The success of that journey across genres and eras was neither coincidence nor happenstance. That was an intentional orchestration, a display of art’s ability to convey a complex humanity that written histories can only attempt to capture. Knowles’s placement, pacing, and casting for these roles is a testament to the generative resonance of effective curation. The signature of a good curator, she shows us, is their style of giving rather than their talent for arranging, their ability to offer the right opportunities to artists to increase the impact of their work. Their main task is to ensure another’s truth shines through.
For instance, Knowles stumbled upon Johnson on YouTube, and recruited her to perform on one of the most renowned organs in the world. Sumney, the child of pastors, was given space to recontextualize one of his songs, “Doomed,” as a solemnly beautiful conversation with the divine. And by placing her own classical composition for tubas in tandem with Perry and Rushen’s compositions, Knowles underlined the sense of risk-taking in each of their respective legacy across eras. By creating the framework for these invited artists, their specific musical practices and the Black musical lineage writ large were able to dance together centerstage. Eldorado Ballroom was clearly personal to Knowles — the name is a nod to a storied Black music hall in her hometown of Houston, Texas — but she was able to enact the possibility of Black folk traditions dancing in step with institutions instead of butting up against them through her hyper-specific lens.

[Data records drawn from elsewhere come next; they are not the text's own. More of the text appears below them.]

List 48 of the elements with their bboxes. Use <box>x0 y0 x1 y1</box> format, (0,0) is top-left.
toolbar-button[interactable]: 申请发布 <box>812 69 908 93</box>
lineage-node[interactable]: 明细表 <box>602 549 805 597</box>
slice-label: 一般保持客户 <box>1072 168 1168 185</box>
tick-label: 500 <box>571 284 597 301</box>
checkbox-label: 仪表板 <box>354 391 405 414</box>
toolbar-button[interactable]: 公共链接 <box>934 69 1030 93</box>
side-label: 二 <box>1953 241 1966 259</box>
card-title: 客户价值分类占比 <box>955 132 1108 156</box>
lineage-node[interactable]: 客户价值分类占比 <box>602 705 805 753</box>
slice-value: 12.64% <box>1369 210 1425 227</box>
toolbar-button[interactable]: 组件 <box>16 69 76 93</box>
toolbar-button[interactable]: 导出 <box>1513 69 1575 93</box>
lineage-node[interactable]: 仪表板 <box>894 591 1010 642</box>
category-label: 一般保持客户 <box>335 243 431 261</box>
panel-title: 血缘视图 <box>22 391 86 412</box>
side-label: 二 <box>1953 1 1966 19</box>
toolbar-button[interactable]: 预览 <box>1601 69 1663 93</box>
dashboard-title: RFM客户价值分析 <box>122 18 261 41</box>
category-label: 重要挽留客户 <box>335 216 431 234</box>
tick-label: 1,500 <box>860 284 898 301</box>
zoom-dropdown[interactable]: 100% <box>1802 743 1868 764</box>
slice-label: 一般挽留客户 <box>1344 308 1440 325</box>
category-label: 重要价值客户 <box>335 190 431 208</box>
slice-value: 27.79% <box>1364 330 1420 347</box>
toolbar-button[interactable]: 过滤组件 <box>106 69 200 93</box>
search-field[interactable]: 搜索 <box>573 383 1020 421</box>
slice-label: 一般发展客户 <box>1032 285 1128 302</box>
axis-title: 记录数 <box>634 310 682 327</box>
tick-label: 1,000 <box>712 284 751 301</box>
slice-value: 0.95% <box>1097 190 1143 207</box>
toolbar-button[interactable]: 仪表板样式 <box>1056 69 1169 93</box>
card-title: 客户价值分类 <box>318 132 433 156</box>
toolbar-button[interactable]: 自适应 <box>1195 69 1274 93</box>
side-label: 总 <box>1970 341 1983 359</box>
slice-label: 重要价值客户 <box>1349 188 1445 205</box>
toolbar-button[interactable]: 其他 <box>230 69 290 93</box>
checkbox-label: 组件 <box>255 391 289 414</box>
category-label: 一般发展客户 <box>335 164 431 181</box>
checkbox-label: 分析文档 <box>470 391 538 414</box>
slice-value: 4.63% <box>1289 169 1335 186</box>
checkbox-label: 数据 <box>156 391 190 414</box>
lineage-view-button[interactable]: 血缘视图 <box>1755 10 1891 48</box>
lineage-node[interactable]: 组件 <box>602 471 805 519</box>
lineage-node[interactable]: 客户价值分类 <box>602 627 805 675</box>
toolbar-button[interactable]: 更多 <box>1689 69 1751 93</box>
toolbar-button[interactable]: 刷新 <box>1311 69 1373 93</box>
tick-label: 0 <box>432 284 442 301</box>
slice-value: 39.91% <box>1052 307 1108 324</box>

An overlooked aspect of curation is that it should be about collaborating with space, integrating pre-existing structures and various histories. Eldorado Ballroom was as much of a partnership between Solange and architect Frank Gehry as it was between she and the artists she selected. Gehry created a renowned space and Knowles filled it with the exaltation of human expression in a melding of their ideas and intention; the walls vibrated with a sense of collective purpose. In the same way that the programming allowed the performers to showcase their talents and connect with the audience, it also allowed the Walt Disney Concert Hall to flex in ways that it is not often given the chance to. Beams that have rarely encountered such sonic frequencies; floorboards that had never before been stomped to in time with a choir. Everything and everyone present during this production, it seemed, was given the opportunity to stretch.
Possibility and perspective — the ability to create spaces and direct viewpoints — are the cornerstones of curation. I’ve said before that Black women are load-bearing pillars. With Eldorado Ballroom, Knowles packaged a summation of Black artistic contributions in conversation with not only one another, but also the space of this concert hall. She closed the conversation with Black worship music which is, at its core, about believing and accepting that one is worthy of love. Sing about yourselves loudly here, she said. It is possible. Let us all stomp our feet, clap our hands, and feel adoration for histories and our good fortune to live this life. Let artists and audience embrace in this new, temporary, and magical land we’ve built together. Gently persistent, gracefully firm, collaboratively curious, confidently singular, wholly encompassing. Please, other curators, ask yourself if you’re only trying to get your point across, or if you’re helping voices you admire resonate further. Are you honoring the space in which this art will be seen? Contemplating what came before and what might come after? Take a trip to Eldorado Ballroom; take notes.